Les questions concernant les successions dans les familles sont légions. La succession, s’ouvrant par le décès ou l'absence de l’ascendant peut s’accompagner de surprises auxquelles les héritiers ne s’y attendent.


A l’instar des affaires Jarre et Colombier, dans lesquelles leurs enfants ont été déshérités, nous avons assisté récemment à la polémique qu’a suscité la succession de Johnny Hallyday, qui dans son testament rédigé dans l’Etat de Californie a légué l’intégralité de ses biens à sa dernière épouse ainsi qu’à leurs deux enfants adoptés, déshéritant de ce fait ses deux enfants aînés.


Ces cas de figures soulèvent une question, celle de savoir si l’on peut déshériter son enfant en France.


Déshériter un enfant est une disposition négative testamentaire par laquelle le testateur écarte une ou plusieurs personnes généralement appelées héritiers présomptifs, des biens qu’elles sont censées recueillir en vertu de la loi au décès de leur auteur.


Cela pourrait constituer une situation de précarité pour les enfants, surtout quand ils sont mineurs ou majeurs incapables encore lorsqu’ils sont dépendants du patrimoine de leurs ascendants.


Face à cette situation et dans le but d’apporter une sécurité à ces derniers, le système juridique interne n’est pas resté insensible. Plusieurs mécanismes juridiques ont donc été mis en place pour la protection des enfants du de cujus.


C’est par exemple le cas de la réserve héréditaire insérée dans le Code civil à l’art 912 par la loi n°2006-728 du 23 juin 2006.


En outre, il ressort de l’alinéa 1 de l’article 724 du Code civil que les héritiers désignés par la loi sont saisis de plein droit des biens, droits et actions du défunt.


Par ailleurs, déshériter un membre de sa descendance pourrait être la conséquence directe d’une loi ou le fait que le défunt de nationalité étrangère désigne comme loi applicable à sa succession celle de sa nationalité en application du règlement (UE) n° 650/2012


Si en France on a la possibilité de déshériter l’héritier réservataire dans certains cas (I), il n’en demeure pas moins que la loi est très protectrice des droits de ces héritiers (II).

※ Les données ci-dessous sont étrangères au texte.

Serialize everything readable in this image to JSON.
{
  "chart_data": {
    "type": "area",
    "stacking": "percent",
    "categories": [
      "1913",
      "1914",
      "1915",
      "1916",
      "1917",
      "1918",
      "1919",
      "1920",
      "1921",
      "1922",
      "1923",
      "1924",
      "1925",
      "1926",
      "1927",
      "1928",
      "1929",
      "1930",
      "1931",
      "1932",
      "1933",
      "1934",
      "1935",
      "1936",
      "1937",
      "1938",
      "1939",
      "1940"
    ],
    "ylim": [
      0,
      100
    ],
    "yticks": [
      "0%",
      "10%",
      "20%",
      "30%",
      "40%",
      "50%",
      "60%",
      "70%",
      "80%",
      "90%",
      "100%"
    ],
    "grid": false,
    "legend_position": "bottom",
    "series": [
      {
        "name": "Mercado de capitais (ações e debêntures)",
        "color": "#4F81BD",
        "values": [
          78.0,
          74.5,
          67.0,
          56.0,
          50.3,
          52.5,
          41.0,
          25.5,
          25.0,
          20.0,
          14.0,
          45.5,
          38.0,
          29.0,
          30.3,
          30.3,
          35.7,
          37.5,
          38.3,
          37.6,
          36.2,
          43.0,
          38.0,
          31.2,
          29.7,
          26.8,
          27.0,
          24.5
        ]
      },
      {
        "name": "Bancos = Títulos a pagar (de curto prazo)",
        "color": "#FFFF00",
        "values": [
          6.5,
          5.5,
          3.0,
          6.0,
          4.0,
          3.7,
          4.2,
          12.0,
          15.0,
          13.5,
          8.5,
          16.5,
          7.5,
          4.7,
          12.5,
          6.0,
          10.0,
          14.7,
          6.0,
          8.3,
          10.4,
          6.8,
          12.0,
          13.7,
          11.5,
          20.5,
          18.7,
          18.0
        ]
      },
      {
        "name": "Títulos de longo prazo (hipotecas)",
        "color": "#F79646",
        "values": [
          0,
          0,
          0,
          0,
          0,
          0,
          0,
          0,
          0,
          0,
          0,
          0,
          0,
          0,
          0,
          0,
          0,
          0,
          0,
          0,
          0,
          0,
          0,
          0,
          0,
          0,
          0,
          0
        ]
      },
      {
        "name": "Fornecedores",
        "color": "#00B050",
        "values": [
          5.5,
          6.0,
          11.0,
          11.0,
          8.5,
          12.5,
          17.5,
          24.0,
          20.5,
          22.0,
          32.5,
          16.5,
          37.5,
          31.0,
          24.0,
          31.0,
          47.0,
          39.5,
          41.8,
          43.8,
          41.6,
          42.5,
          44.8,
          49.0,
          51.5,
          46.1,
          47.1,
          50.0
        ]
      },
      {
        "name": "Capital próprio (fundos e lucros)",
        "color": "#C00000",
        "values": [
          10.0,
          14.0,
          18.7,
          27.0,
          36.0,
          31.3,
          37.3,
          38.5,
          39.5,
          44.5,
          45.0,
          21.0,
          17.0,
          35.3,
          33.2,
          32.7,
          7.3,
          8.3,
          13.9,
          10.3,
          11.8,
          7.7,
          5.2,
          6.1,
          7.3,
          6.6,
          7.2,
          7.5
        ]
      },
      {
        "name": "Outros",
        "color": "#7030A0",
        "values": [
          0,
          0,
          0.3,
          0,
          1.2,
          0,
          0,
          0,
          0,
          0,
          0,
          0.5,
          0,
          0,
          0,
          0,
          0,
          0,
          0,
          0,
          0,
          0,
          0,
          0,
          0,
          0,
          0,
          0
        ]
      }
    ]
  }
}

Possibilité d’exhéréder un enfant en France

Comme défini ci-dessus, exhéréder un enfant est une disposition négative testamentaire par laquelle le testateur écarte une ou plusieurs personnes généralement appelées héritiers présomptifs des biens qu’elle sont censées recueillir en vertu de la loi. Cette exhérédation peut intervenir soit par arrangement familial (A), soit par le choix de la loi applicable (B), ou encore être l’objet d’une sanction (C).

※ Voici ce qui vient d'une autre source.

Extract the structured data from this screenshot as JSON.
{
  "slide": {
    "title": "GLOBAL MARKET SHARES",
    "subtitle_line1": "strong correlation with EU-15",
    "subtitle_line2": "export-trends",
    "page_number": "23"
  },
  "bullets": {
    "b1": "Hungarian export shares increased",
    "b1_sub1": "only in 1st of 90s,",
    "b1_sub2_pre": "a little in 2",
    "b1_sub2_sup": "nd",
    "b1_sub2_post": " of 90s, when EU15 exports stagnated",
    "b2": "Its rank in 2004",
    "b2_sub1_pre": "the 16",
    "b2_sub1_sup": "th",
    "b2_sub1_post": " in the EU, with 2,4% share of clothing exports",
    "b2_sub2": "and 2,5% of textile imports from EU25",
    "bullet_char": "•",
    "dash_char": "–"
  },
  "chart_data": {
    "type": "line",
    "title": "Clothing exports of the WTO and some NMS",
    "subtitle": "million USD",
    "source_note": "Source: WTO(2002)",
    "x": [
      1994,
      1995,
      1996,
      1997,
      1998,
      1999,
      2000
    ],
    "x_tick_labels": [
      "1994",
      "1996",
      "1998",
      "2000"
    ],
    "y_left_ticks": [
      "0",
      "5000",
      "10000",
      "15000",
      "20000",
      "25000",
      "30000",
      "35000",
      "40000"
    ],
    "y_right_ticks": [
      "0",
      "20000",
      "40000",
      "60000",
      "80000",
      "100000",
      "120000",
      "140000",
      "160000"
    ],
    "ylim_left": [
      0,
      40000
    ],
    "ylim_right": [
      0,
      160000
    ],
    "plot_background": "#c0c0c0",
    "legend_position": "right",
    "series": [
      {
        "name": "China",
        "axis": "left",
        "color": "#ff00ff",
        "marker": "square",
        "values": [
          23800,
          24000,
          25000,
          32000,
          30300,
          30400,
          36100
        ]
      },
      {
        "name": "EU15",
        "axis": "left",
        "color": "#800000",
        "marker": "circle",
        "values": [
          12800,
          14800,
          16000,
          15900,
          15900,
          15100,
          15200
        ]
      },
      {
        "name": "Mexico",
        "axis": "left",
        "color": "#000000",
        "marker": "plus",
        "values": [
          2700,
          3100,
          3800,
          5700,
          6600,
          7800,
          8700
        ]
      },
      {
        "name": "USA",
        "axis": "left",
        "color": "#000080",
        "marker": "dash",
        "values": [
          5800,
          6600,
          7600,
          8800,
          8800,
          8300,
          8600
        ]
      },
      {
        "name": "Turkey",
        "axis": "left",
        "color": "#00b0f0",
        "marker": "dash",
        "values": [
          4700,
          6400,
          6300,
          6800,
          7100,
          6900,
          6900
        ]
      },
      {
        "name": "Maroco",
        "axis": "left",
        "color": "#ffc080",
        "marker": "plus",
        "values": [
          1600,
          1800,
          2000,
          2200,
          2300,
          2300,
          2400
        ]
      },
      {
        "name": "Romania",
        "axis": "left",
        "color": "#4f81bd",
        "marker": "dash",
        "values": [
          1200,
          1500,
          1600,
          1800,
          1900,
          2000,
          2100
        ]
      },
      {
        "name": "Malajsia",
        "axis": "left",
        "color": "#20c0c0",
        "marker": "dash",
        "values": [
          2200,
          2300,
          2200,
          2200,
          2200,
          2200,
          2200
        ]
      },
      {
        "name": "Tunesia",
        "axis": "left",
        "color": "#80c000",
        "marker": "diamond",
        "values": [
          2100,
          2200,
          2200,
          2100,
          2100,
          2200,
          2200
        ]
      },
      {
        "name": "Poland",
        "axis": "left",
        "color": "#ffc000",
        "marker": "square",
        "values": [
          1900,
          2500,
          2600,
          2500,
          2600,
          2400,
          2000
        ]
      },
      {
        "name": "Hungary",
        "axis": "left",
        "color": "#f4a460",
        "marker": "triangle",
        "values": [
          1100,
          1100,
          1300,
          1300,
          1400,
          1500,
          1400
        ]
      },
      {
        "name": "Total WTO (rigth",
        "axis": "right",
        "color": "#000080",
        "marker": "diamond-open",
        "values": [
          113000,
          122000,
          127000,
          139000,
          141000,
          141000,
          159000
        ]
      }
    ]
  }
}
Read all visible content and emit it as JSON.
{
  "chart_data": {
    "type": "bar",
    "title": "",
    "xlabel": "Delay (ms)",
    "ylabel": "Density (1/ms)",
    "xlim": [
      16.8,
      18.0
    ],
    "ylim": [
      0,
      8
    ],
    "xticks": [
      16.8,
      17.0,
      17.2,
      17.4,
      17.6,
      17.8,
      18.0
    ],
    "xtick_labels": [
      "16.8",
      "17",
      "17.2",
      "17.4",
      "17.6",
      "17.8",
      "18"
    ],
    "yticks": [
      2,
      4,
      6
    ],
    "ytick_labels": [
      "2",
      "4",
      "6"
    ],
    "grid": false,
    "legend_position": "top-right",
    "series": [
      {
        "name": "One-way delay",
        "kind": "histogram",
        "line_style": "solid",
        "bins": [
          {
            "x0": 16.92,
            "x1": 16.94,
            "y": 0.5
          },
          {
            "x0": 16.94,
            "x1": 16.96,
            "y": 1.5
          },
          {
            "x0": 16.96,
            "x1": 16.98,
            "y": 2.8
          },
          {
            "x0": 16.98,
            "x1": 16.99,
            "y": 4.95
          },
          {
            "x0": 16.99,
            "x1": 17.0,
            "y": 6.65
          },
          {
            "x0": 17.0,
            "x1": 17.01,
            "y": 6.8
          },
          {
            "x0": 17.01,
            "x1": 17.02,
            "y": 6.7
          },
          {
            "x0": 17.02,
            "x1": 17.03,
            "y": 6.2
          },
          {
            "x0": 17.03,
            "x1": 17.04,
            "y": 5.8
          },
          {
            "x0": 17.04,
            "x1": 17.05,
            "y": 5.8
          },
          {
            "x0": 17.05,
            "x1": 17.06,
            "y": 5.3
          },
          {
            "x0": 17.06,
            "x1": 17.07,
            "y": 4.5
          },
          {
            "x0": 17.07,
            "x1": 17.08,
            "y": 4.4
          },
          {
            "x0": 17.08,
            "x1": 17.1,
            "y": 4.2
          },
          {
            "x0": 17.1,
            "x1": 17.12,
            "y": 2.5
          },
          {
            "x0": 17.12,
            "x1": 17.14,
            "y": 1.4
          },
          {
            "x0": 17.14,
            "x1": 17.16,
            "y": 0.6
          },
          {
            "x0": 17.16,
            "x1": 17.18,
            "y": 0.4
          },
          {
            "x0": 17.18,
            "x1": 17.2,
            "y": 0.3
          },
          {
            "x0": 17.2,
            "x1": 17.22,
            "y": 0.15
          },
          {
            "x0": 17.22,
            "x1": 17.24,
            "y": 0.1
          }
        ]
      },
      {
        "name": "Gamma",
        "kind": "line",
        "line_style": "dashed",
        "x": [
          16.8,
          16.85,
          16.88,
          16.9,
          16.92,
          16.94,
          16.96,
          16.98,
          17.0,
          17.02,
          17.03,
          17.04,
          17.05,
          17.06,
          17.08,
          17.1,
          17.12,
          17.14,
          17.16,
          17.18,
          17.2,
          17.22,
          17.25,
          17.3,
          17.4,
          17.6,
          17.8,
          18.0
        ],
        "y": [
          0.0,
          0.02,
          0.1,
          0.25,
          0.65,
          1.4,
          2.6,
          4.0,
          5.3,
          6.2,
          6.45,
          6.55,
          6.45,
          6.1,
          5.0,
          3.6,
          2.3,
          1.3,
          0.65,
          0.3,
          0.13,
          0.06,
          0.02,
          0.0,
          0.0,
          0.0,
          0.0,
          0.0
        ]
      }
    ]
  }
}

Exhérédation par arrangement familial

L’exhérédation est la privation des droits successoraux de tout ou partie des héritiers.


Priver ses héritiers de ce droit paraît contre nature et va à l’encontre des us et normes établis dans notre ordre juridique interne.

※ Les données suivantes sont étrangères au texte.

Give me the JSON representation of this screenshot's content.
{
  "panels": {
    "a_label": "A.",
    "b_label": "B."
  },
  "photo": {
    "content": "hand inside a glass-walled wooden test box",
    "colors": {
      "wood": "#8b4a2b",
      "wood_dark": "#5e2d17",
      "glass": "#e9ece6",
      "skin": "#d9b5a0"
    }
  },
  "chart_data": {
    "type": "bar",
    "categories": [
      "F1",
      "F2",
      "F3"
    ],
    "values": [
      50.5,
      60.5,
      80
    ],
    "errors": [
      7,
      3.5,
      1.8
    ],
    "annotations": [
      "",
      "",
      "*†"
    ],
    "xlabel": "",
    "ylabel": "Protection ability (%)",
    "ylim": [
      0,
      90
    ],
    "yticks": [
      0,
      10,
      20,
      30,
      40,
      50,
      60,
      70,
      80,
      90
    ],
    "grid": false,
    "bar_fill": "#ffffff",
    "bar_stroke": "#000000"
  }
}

Ces normes permettent aux héritiers de contester la position ou le comportement de leur ascendant en raison de leur qualité d’héritier présomptif, qualité qui leur est conférée dès leur conception et à chaque fois qu’il va de leurs intérêts.


Toutefois, ces derniers par un arrangement peuvent donner leur assentiment pour être écartés partiellement ou totalement de la succession de leur ascendant au profit d’une autre personne.


En effet, il est certes possible que des libéralités excédant le disponible soient exécutées, ce qui implique de la part du réservataire une renonciation [1] à demander la réduction appelée en pratique consentement ou exécution (article 929 alinéa 1 du Code civil); ce consentement ne peut être néanmoins donné valablement qu'après le décès du de cujus, c'est-à-dire au moment où le droit à la réserve est acquis (Cour de cassation, 1ère chambre civile, 14 février 1992, n° 90-15.760).


Il en est de même dans un arrêt en date du 29 septembre 2015 où la Cour de cassation a rejeté le pourvoi dans lequel des demandeurs qui se prévalaient d’un codicille rédigé par l’un des associés, décédé, dans lequel ce dernier privait ses enfants de toutes parts sociales sans leur assentiment.


Cette clause d’exhérédation contraire à l’ordre public a été rejeté aussi bien par les héritiers que par la Haute juridiction.


Il aurait donc fallu obtenir le désistement volontaire des enfants aux parts sociales, normalement compris dans l’actif successoral pour qu’une telle clause soit valable.


Certes lorsque l’héritier accepte de manière anticipée à ne pas agir en réduction avant l’ouverture de la succession dans les conditions de la renonciation anticipée à l’action en réduction, il ne renonce pas directement à sa réserve.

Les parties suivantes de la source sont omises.